Concreate implementors

struct Deposit;
struct Withdraw;

impl AccountOperation for Deposit {
    fn execute(&self, amount: f64) -> String {
        format!("Deposited ${}", amount)
    }
}

impl AccountOperation for Withdraw {
    fn execute(&self, amount: f64) -> String {
        format!("Withdrew ${}", amount)
    }
}

Abstraction Trait

trait BankAccount {
    fn perform_operation(&self, amount: f64) -> String;
}

Refined abstractions

struct SavingsAccount {
    operation: Box<dyn AccountOperation>,
}

struct CheckingAccount {
    operation: Box<dyn AccountOperation>,
}

impl SavingsAccount {
    fn new(operation: Box<dyn AccountOperation>) -> Self {
        SavingsAccount { operation }
    }
}

impl CheckingAccount {
    fn new(operation: Box<dyn AccountOperation>) -> Self {
        CheckingAccount { operation }
    }
}

impl BankAccount for SavingsAccount {
    fn perform_operation(&self, amount: f64) -> String {
        format!("Savings Account: {}", self.operation.execute(amount))
    }
}

impl BankAccount for CheckingAccount {
    fn perform_operation(&self, amount: f64) -> String {
        format!("Checking Account: {}", self.operation.execute(amount))
    }
}

Using the brindge

fn main() {
    let deposit = Box::new(Deposit);
    let withdraw = Box::new(Withdraw);

    let savings_account = SavingsAccount::new(deposit);
    let checking_account = CheckingAccount::new(withdraw);

    println!("{}", savings_account.perform_operation(100.0));
    println!("{}", checking_account.perform_operation(50.0));
}

How Box<dyn ...> Facilitates the Bridge Pattern

• Dynamic Dispatch: The Box<dyn …> allows for dynamic dispatch, meaning the method to be called is determined at runtime.
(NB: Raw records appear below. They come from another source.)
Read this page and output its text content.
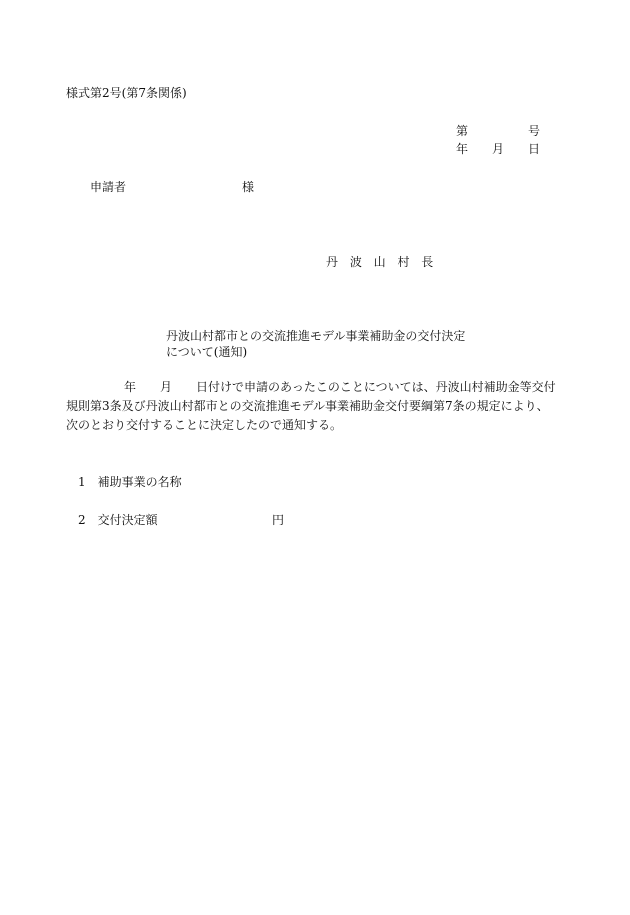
様式第2号(第7条関係)
第	号
年 月 日
申請者	様
丹 波 山 村 長
丹波山村都市との交流推進モデル事業補助金の交付決定
について(通知)
年 月 日付けで申請のあったこのことについては、丹波山村補助金等交付
規則第3条及び丹波山村都市との交流推進モデル事業補助金交付要綱第7条の規定により、
次のとおり交付することに決定したので通知する。
1 補助事業の名称
2 交付決定額	円
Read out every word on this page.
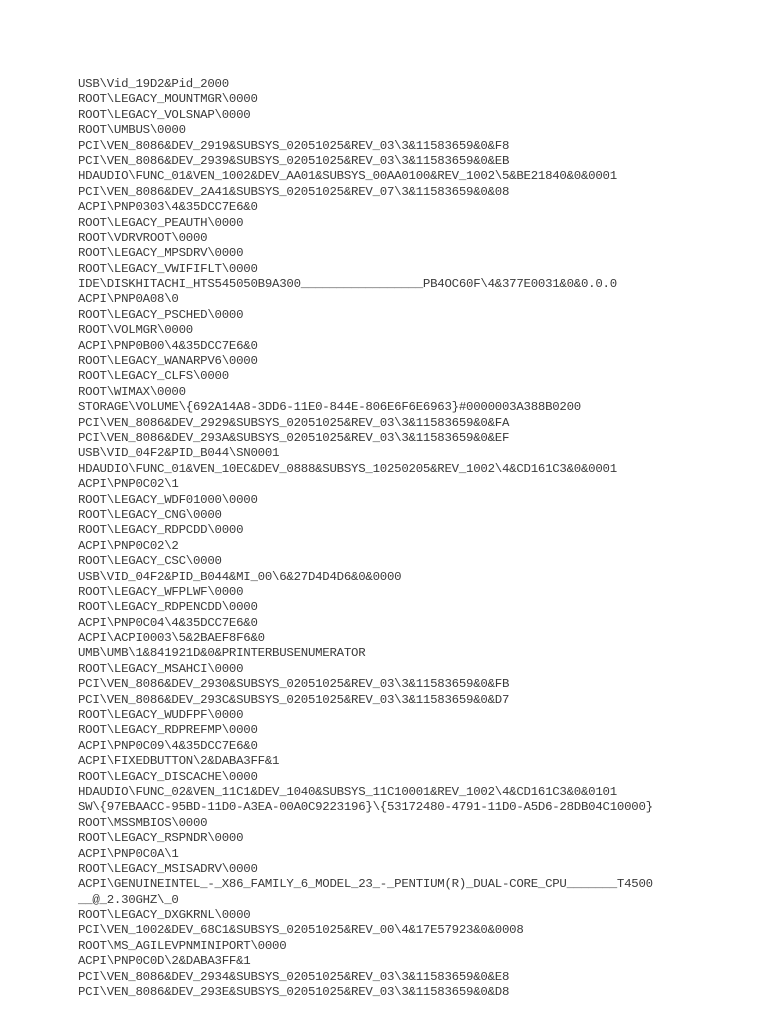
USB\Vid_19D2&Pid_2000
ROOT\LEGACY_MOUNTMGR\0000
ROOT\LEGACY_VOLSNAP\0000
ROOT\UMBUS\0000
PCI\VEN_8086&DEV_2919&SUBSYS_02051025&REV_03\3&11583659&0&F8
PCI\VEN_8086&DEV_2939&SUBSYS_02051025&REV_03\3&11583659&0&EB
HDAUDIO\FUNC_01&VEN_1002&DEV_AA01&SUBSYS_00AA0100&REV_1002\5&BE21840&0&0001
PCI\VEN_8086&DEV_2A41&SUBSYS_02051025&REV_07\3&11583659&0&08
ACPI\PNP0303\4&35DCC7E6&0
ROOT\LEGACY_PEAUTH\0000
ROOT\VDRVROOT\0000
ROOT\LEGACY_MPSDRV\0000
ROOT\LEGACY_VWIFIFLT\0000
IDE\DISKHITACHI_HTS545050B9A300_________________PB4OC60F\4&377E0031&0&0.0.0
ACPI\PNP0A08\0
ROOT\LEGACY_PSCHED\0000
ROOT\VOLMGR\0000
ACPI\PNP0B00\4&35DCC7E6&0
ROOT\LEGACY_WANARPV6\0000
ROOT\LEGACY_CLFS\0000
ROOT\WIMAX\0000
STORAGE\VOLUME\{692A14A8-3DD6-11E0-844E-806E6F6E6963}#0000003A388B0200
PCI\VEN_8086&DEV_2929&SUBSYS_02051025&REV_03\3&11583659&0&FA
PCI\VEN_8086&DEV_293A&SUBSYS_02051025&REV_03\3&11583659&0&EF
USB\VID_04F2&PID_B044\SN0001
HDAUDIO\FUNC_01&VEN_10EC&DEV_0888&SUBSYS_10250205&REV_1002\4&CD161C3&0&0001
ACPI\PNP0C02\1
ROOT\LEGACY_WDF01000\0000
ROOT\LEGACY_CNG\0000
ROOT\LEGACY_RDPCDD\0000
ACPI\PNP0C02\2
ROOT\LEGACY_CSC\0000
USB\VID_04F2&PID_B044&MI_00\6&27D4D4D6&0&0000
ROOT\LEGACY_WFPLWF\0000
ROOT\LEGACY_RDPENCDD\0000
ACPI\PNP0C04\4&35DCC7E6&0
ACPI\ACPI0003\5&2BAEF8F6&0
UMB\UMB\1&841921D&0&PRINTERBUSENUMERATOR
ROOT\LEGACY_MSAHCI\0000
PCI\VEN_8086&DEV_2930&SUBSYS_02051025&REV_03\3&11583659&0&FB
PCI\VEN_8086&DEV_293C&SUBSYS_02051025&REV_03\3&11583659&0&D7
ROOT\LEGACY_WUDFPF\0000
ROOT\LEGACY_RDPREFMP\0000
ACPI\PNP0C09\4&35DCC7E6&0
ACPI\FIXEDBUTTON\2&DABA3FF&1
ROOT\LEGACY_DISCACHE\0000
HDAUDIO\FUNC_02&VEN_11C1&DEV_1040&SUBSYS_11C10001&REV_1002\4&CD161C3&0&0101
SW\{97EBAACC-95BD-11D0-A3EA-00A0C9223196}\{53172480-4791-11D0-A5D6-28DB04C10000}
ROOT\MSSMBIOS\0000
ROOT\LEGACY_RSPNDR\0000
ACPI\PNP0C0A\1
ROOT\LEGACY_MSISADRV\0000
ACPI\GENUINEINTEL_-_X86_FAMILY_6_MODEL_23_-_PENTIUM(R)_DUAL-CORE_CPU_______T4500
__@_2.30GHZ\_0
ROOT\LEGACY_DXGKRNL\0000
PCI\VEN_1002&DEV_68C1&SUBSYS_02051025&REV_00\4&17E57923&0&0008
ROOT\MS_AGILEVPNMINIPORT\0000
ACPI\PNP0C0D\2&DABA3FF&1
PCI\VEN_8086&DEV_2934&SUBSYS_02051025&REV_03\3&11583659&0&E8
PCI\VEN_8086&DEV_293E&SUBSYS_02051025&REV_03\3&11583659&0&D8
This is crucial for implementing the Bridge Pattern as it allows the abstraction to call the correct implementation methods without knowing the concrete class.
• Encapsulation: Box<dyn …> encapsulates the implementation details, adhering to the principle of hiding the complexities of the implementation from the client.
• Flexibility: With Box<dyn …>, we can easily swap out different implementations without changing the client code.